Open Source Library (2023-12-21)

When working on the Language Understanding Intelligence Service, we needed to efficiently find all the occurances of multiple strings in a large body of text. Matthew Hurst told me about Trie search and how the tree structure could match multiple search phrases at once. His team implemented the search on the server in C#.

Later, on my pretty-good-nlp project I needed to find multiple phrases in a string and looked for a good Trie search implementation in Typescript. I found some partial JavaScript implementations but they had a few bugs and failed to find instances where one search phrase was a sub-phrase of another.

I wrote up my own implementation and decided that it was good enough to extract into its own package. Working on examples, I realized I could make the algorithm handle more than just words (i.e. tokenized text) and could leverage the Iterator<T>.

Story

One evening, when I was working on a large customer data store, there was an emergency team meeting to figure out how to handle a bug that had incorrectly hashed the Passport authentication identifiers in our SQL databases. About 20 of us were called into a 10 person conference room to discuss options.

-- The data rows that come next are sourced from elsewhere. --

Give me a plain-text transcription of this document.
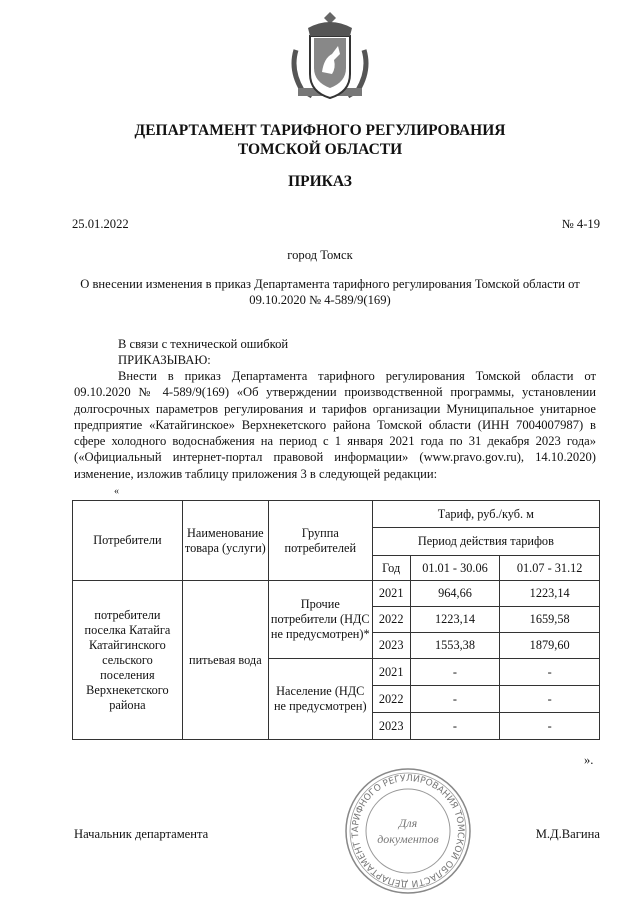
ДЕПАРТАМЕНТ ТАРИФНОГО РЕГУЛИРОВАНИЯ
ТОМСКОЙ ОБЛАСТИ
ПРИКАЗ
25.01.2022	№ 4-19
город Томск
О внесении изменения в приказ Департамента тарифного регулирования Томской области от
09.10.2020 № 4-589/9(169)
В связи с технической ошибкой
ПРИКАЗЫВАЮ:
Внести в приказ Департамента тарифного регулирования Томской области от
09.10.2020 № 4-589/9(169) «Об утверждении производственной программы, установлении
долгосрочных параметров регулирования и тарифов организации Муниципальное унитарное
предприятие «Катайгинское» Верхнекетского района Томской области (ИНН 7004007987) в
сфере холодного водоснабжения на период с 1 января 2021 года по 31 декабря 2023 года»
(«Официальный интернет-портал правовой информации» (www.pravo.gov.ru), 14.10.2020)
изменение, изложив таблицу приложения 3 в следующей редакции:
«
Потребители	Наименование товара (услуги)	Группа потребителей	Тариф, руб./куб. м		
			Период действия тарифов		
			Год	01.01 - 30.06	01.07 - 31.12
потребители поселка Катайга Катайгинского сельского поселения Верхнекетского района	питьевая вода	Прочие потребители (НДС не предусмотрен)*	2021	964,66	1223,14
			2022	1223,14	1659,58
			2023	1553,38	1879,60
		Население (НДС не предусмотрен)	2021	-	-
			2022	-	-
			2023	-	-
».
ДЕПАРТАМЕНТ ТАРИФНОГО РЕГУЛИРОВАНИЯ ТОМСКОЙ ОБЛАСТИ
Для
документов
Начальник департамента	М.Д.Вагина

A dev on my team reported he had already patched the code and had a SQL script to repair the existing data. However, some random guy from another team had been talking to my boss and followed us into the meeting room. He decided to take over the meeting and loudly declared that we first had to estimate how long running the script would take. My boss, normally outspoken and decisive, deferred to him. Everyone assumed he must be important and knew what he was doing.

He grabbed a whiteboard pen and starting doing a calculation on the board. He stated that updating a row in SQL probably takes at best 1 millisecond when within a transaction. He also wrote out a bunch of hash algorithm statements that he said added up to 2.5 milliseconds per row. We had 400 million rows that needed updating. He then calculated this would take 400 million x 3.5 = 1.4 billion milliseconds => 1.4 million seconds => 23 thousand minutes => 388 hours => 16 days.

No one could use the system until all the rows were updated. The room was in a panic. I thought that we should get the script started ASAP. I pulled the dev and a service engineer into the hallway to confirm they had confidence in the script and to ask them to get it running.

In the meantime, random guy started drawing up a shift rotation schedule for each person to be on site watching the script run over the next 16 days. After 15 minutes, as random guy was finalizing the shift schedule, the dev and service engineer returned. The dev whispered in my ear the results.

Random guy was literally giving a pep talk to the room about how hard it was going to be working 24 hours a day, but that it would be a worthy and valiant effort. I tried to interrupt him, but he didn't give me any opportunity.

Finally, he finished. I let the room know that we had run the script and it completed in under 15 minutes. The script updated over 400 rows per millisecond. He muttered that was impossible as his chest caved and he hung his head.

While this guy was a bit of a blow hard, he followed how developers are taught to estimate algorithms. We mentally walk through the steps, estimate the cost of each instruction, account for loops, and multiply by the number of items to get the result.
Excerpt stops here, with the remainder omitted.